De quoi refroidir certains clients comme Camille, à la terrasse du Comptoir : « La suppression des barnums me freinerait, je pense, parce qu’ils coupent quand même du vent. » À côté d’elle, Xavier, qui habite place des Lices, nuance : « C’est pour la beauté de la ville. J’aime bien cette idée de les enlever, pour redonner une harmonie au centre-ville de Rennes. Il y a plein d’autres solutions, les parasols, les plaids... »

Roxane Menuet, salariée au Tio Paquito.

Certains établissements devront changer d’organisation : « Il y aura forcément moins de monde sur la terrasse et on devra peut-être ouvrir l’étage plus tôt en journée », suppose Roxane Menuet, salariée au Tio Paquito. « On était contre la suppression des barnums. C’est un problème, ça va avoir un gros impact. On va sûrement devoir faire des travaux pour gagner de la place à l’intérieur », regrette Thomas Ruellan, responsable du Champ Jacquet.
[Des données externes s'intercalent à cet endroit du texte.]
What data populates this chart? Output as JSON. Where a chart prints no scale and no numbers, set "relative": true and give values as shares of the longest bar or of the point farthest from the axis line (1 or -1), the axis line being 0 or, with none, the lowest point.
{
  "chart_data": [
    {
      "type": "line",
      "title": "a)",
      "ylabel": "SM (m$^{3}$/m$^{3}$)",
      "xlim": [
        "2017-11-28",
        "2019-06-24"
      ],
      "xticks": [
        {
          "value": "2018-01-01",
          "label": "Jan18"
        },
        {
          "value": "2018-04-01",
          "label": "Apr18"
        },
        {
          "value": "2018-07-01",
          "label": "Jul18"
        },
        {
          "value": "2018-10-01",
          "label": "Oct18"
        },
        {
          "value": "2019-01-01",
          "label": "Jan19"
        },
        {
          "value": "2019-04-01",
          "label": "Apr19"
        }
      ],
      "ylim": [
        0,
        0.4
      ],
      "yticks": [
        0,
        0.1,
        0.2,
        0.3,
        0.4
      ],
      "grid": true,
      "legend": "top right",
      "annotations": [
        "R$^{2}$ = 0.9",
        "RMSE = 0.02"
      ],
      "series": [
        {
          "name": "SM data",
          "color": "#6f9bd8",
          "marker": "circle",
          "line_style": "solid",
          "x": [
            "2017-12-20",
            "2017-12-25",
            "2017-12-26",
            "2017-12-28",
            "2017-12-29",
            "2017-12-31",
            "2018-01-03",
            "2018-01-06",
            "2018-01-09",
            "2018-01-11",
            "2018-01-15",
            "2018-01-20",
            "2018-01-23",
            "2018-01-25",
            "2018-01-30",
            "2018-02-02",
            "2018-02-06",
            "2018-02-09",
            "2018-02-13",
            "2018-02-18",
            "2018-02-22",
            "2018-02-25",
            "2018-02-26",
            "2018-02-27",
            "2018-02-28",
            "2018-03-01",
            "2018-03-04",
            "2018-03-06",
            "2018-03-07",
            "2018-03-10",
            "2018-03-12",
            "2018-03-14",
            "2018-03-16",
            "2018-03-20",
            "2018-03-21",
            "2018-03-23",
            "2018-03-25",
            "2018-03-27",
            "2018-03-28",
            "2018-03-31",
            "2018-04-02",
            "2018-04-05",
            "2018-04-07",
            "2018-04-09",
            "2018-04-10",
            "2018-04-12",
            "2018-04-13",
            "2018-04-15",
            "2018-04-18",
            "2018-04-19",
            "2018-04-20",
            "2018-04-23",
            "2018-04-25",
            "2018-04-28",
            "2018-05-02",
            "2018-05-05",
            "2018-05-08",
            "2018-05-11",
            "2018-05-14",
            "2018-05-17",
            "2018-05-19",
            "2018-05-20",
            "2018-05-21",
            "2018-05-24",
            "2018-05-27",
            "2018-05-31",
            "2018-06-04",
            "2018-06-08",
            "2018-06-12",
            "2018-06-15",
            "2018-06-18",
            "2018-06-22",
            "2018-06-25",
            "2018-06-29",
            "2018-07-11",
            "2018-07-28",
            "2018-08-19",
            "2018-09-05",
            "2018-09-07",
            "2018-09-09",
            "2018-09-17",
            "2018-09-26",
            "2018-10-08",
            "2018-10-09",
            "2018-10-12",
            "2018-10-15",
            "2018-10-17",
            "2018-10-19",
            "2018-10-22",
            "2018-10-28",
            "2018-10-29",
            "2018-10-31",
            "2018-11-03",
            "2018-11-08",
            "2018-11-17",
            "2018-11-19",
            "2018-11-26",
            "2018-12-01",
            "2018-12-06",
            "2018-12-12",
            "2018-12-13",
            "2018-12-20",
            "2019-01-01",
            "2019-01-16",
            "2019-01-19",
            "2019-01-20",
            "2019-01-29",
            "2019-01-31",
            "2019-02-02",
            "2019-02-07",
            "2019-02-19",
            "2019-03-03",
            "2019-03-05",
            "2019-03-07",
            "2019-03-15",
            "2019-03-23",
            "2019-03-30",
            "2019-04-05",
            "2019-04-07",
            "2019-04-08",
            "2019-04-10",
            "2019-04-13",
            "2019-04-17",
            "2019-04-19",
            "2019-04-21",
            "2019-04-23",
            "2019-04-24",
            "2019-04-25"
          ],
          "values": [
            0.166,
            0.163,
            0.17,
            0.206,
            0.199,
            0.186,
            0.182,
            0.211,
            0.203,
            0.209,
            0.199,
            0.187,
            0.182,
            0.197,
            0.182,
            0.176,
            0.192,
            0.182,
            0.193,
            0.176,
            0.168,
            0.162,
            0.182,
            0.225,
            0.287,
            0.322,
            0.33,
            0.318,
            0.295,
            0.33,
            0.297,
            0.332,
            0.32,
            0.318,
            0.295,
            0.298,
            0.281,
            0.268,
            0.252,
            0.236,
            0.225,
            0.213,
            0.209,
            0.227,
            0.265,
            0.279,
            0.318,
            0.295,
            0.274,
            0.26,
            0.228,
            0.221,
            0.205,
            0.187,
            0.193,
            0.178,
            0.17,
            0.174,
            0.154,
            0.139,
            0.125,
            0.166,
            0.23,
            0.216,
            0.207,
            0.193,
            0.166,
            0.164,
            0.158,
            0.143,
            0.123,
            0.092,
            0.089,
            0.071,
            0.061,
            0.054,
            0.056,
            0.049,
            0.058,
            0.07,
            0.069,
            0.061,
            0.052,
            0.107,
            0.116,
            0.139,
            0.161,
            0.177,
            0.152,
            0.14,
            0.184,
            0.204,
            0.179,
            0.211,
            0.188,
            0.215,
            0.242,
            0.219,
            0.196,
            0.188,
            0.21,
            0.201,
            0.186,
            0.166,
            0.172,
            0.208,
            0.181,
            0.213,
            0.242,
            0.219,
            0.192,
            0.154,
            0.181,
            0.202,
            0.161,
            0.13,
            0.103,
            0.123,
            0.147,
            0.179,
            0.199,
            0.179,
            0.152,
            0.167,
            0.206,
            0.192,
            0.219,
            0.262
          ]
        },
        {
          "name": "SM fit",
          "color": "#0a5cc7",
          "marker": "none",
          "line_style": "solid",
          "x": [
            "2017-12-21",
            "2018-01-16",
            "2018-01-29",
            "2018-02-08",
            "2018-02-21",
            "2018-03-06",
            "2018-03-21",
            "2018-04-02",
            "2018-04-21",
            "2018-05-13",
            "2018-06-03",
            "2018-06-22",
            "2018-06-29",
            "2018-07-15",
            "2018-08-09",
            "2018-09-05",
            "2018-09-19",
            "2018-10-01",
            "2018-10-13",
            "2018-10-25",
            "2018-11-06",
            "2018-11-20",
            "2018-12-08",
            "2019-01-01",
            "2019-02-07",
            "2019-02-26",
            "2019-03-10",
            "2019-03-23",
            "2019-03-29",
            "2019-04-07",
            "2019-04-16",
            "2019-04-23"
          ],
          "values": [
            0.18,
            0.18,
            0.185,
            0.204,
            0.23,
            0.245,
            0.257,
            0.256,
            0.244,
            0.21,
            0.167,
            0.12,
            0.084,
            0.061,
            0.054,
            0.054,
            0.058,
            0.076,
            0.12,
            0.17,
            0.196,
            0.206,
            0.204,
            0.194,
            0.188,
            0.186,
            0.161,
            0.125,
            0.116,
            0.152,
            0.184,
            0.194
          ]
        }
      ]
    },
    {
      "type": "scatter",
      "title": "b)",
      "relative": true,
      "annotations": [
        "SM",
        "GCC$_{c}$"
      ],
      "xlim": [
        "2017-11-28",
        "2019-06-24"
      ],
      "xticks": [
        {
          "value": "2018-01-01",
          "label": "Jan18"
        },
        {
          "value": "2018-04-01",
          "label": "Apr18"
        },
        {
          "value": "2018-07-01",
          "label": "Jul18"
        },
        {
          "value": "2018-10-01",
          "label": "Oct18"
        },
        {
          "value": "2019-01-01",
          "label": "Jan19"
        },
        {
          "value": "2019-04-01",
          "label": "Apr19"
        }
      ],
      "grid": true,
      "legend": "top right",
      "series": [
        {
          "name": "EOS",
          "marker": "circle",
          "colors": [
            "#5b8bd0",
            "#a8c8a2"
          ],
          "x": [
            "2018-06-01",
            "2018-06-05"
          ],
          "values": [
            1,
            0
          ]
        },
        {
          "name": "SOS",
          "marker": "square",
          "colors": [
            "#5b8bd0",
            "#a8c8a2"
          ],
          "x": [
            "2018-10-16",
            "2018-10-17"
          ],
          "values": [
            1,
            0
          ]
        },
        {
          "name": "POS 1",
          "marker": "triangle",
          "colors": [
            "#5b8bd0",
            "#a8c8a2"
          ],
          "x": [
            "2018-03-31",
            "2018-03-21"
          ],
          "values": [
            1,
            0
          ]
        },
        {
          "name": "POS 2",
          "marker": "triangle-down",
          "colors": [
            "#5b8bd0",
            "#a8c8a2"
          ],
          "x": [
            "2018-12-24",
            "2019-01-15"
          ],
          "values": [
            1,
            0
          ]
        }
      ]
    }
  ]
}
Mais « ça sera pour tout le monde pareil et les gens ne vont pas déserter le centre », espère-t-il. François De Pena lui, se veut rassurant : « La fonction du café restera. C’est un besoin humain de se retrouver socialement, de boire un coup dans la ville. Ce n’est pas une mesure qui peut faire que l’activité retombera. »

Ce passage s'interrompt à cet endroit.